Мерион постоянно опаздывает с курсовыми, хотя и не без причины.
— Понимаете, я в каникулы работала на двух работах: днем на почте, а по вечерам в пабе.
Мерион не получает стипендию, потому что ее родители весьма обеспеченные люди, но живут они отдельно не только друг от друга, но и от дочери. Поэтому Мерион вынуждена подрабатывать то там, то тут.
— Вы же знаете, что для продления срока нужна причина медицинского характера.
— А я страшно простыла сразу после Рождества.
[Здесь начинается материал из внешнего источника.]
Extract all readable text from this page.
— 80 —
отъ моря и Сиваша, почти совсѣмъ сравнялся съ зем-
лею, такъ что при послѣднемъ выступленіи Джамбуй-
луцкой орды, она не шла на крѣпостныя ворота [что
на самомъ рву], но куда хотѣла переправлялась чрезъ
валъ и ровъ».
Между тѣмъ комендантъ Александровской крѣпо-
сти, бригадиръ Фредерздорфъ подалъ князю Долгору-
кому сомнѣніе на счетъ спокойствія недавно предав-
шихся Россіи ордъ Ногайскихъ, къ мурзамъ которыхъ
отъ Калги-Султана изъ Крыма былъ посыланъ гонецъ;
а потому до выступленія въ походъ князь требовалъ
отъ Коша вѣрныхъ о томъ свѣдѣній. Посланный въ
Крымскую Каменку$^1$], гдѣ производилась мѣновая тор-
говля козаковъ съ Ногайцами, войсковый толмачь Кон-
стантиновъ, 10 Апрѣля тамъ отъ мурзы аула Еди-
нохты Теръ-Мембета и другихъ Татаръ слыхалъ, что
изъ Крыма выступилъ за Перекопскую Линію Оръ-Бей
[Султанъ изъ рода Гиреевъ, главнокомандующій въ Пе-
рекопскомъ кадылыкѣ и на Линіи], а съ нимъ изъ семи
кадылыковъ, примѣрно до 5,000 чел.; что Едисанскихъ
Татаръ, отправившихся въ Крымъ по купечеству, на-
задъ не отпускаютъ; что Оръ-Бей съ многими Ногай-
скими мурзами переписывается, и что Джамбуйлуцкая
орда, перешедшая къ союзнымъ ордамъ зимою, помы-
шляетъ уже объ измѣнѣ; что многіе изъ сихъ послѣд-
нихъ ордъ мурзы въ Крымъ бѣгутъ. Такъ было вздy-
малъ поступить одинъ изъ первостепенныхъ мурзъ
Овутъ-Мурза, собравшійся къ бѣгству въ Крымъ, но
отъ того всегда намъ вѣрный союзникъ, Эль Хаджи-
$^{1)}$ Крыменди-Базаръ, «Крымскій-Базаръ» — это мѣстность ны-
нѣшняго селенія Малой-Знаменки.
— Справки у вас, конечно, нет.
— Нет.
Робин опять вздыхает.
— Сколько вам нужно времени?
— Дней десять.
— Могу дать неделю, — говорит Робин, выдвигает ящик стола и достает нужный ей бланк.
— Спасибо. В этом семестре я постараюсь не опоздать. Нашла хорошую работу.
— Хорошую — это как?
— Часов меньше, а денег больше.
— И что это за работа?
— Ну, это… типа фотомодели.
Робин перестает писать и впивается в Мерион пронзительным взглядом.
— Надеюсь, вы отдаете себе отчет в своих действиях?
Мерион хихикает.
— Ой, это совсем не то, что вы подумали.
— А что я подумала?
— Ну, то самое. Порнуха.
— Уже легче. И что же тогда?
Мерион опускает глаза и слегка краснеет.
— Ну, это нижнее белье.
Перед глазами Робин встает очень зримый образ собеседницы, которая сейчас одета вполне мило и практично. Робин представляет ее затянутой в латекс и нейлон, с полным фетишистским набором — браслетами, панталонами, подвязками и чулочками, — в который галантерейная промышленность пытается упаковать женское тело и выставить его в модных магазинах на обозрение вожделеющих мужчин и безжалостных женщин. На Робин накатывает волна сочувствия, смешанная с запоздалой жалостью к себе. Ей мерещится тайный государственный заговор с целью эксплуатации и притеснения молодых женщин. Начинает давить в груди, на глаза наворачиваются слезы. Робин встает и заключает обалдевшую Мерион Рассел в свои объятия.
— Даю вам две недели, — наконец объявляет она, садится и шумно сморкается.
— Ой, Робин, спасибо вам! Это просто потрясающе.